* Aunque anticipé algo al respecto, cuando comentábamos la demostración racional de la existencia de Dios, lo profundizamos ahora un poco más. Es un hecho, que nos lleva a la antigüedad más remota, que muchas personas han vivido –y viven también hoy día- una relación especial con la divinidad. Santos y místicos, en el sentido más amplio de la palabra, ha habido siempre y no deja de haberlos hoy en día. Si nos centramos en el cristianismo, no podemos menos que asombrarnos ante la hondura de un misterio de Dios vivido por numerosas almas, sencillas a veces, más cultivadas otras, en singular intimidad personal.
* La experiencia religiosa, en su máximo fervor, no se reduce a la conclusión de una inferencia únicamente racional, sino que apunta más bien a una experiencia vital que abarca todas las dimensiones de la persona que lo disfruta. Aún en la oscuridad de la fe religiosa, la persona que vive a Dios, compromete todo su ser y en todas sus capacidades. Lejos de caricaturas reduccionistas, la vivencia de la religión nada tiene que ver con fenómenos deformes de la persona o con enfermedades y debilidades de la mente. Claro que ha habido místicos enfermos, como también ha habido científicos y médicos enfermos, músicos enfermos y padres de familia enfermos. Cuando nos acercamos, libres de todo prejuicio, a la vida de los grandes maestros del espíritu, a los auténticos testigos de Dios, nos encontramos más bien una madurez humana y un equilibrio, psicológico y afectivo, grandísimo, muchas veces fuera de lo corriente.
* Si han experimentado a Dios en su vida es porque lo vivido por ellos existe. Dios existe y ellos lo han vivido en primera persona, ¡y de qué manera! Claro que el argumento vale lo que vale, y llega hasta donde llega. No dejará de haber quien o quienes intenten reducir la explicación de este fenómeno a argumentos puramente naturales. Pero no se podrá calificar esta vivencia simplemente de fascinación irreal o de sugestión generalizada; una vivencia, por otra parte, extendida a lo largo de toda la historia.
* Claro que brota de la fe y sólo se entiende plenamente a la luz de la fe, no pudiendo entrar en los parámetros de lo físicamente observable o de lo empíricamente comprobable. Pero ello no significa que sea irreal, si admitimos que no toda la realidad se agota en las dimensiones de la materia.
* La vida de numerosos místicos cristianos no se explica, pues, sino por referencia a Dios. Su madurez humana, su personalidad formada, su dominio, su genio, su arrojo y la profundidad de su pensamiento, su alegría y las empresas de sus manos, incluso de su arte, no tiene otra razón de ser que su “experiencia” del misterio de Dios. Esta experiencia se convierte, precisamente, en el argumento clave para algunos pensadores, como, por ejemplo, el judío Bergson para quien, más que las pruebas filosóficas clásicas, es la experiencia mística el mejor camino que nos habla de Dios. Aunque por sí sola carece de un peso definitivo, irrefutable ante cualquier objeción, la intuición de lo divino hace que el sujeto viva en su propia realidad el impulso creador de Dios.

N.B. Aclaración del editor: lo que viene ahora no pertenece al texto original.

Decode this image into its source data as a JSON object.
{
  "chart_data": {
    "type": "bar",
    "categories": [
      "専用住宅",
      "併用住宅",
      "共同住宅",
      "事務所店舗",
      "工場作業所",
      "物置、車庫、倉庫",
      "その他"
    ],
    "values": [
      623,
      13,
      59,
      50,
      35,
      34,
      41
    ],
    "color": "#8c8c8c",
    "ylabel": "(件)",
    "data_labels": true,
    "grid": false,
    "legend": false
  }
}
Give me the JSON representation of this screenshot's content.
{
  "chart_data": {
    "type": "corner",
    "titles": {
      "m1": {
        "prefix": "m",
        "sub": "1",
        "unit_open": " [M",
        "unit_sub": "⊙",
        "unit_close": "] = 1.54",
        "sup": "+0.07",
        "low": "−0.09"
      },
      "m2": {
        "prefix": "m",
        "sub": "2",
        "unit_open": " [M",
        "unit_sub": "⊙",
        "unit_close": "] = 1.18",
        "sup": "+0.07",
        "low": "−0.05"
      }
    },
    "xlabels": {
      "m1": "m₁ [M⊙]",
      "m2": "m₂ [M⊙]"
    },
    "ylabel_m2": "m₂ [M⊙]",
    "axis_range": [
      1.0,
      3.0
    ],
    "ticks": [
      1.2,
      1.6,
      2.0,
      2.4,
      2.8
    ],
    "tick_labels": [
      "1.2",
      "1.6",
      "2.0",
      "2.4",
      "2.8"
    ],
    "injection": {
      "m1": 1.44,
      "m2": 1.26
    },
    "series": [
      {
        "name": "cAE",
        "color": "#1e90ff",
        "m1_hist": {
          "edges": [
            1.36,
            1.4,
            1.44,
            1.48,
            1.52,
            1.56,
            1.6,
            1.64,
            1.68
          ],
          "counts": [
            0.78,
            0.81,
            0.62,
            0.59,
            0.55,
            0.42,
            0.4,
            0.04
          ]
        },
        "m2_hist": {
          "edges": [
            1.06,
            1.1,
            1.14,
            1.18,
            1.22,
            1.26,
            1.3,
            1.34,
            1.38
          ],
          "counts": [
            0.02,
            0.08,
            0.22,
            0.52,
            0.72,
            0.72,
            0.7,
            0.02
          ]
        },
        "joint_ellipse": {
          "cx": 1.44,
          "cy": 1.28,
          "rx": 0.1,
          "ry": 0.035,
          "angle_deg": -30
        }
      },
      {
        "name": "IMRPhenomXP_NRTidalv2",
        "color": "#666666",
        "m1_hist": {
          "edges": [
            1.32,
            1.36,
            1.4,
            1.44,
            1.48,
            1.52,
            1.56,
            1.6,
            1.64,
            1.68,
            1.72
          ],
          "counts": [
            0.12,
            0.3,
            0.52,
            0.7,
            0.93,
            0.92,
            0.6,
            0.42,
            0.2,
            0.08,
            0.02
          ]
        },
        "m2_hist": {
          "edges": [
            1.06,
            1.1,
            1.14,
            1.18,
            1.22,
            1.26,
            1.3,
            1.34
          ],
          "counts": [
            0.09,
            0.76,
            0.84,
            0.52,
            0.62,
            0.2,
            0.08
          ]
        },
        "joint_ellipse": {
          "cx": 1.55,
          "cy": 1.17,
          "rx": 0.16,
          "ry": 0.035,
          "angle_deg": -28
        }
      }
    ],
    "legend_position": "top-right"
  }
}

* Con todo, digamos, que no está reñida la experiencia del misterio de Dios, en la fe, con el intento por dar de ello una explicación racional, tan coherente como sea posible. La argumentación filosófica puede reconocer a Dios, causa primera, detrás de todo aquello que nos rodea, como su razón de ser última. La vivencia de este mismo Dios por la fe, en cambio, arranca de la intuición personal cuando recibe un anuncio de salvación, y se enriquece en el encuentro personal con el objeto creído. Dos modos de adhesión diversos por parte de la misma persona hacia la misma realidad aceptada: Dios.
* Digamos, para terminar, que las mismas pruebas (de las que ya hablamos hace tiempo) no engendran la verdad de Dios sino que la descubren. Las vías filosóficas son medios en que se expresa y justifica, racionalmente, el conocimiento de Dios. Por eso, “cuando se las separa por abstracción de la experiencia vivida que implican -observa acertadamente Jolivet-, aparecen frías y descoloridas, infinitamente inadecuadas a la amplitud de su designio, y fácilmente toman el sesgo de un juego conceptual”.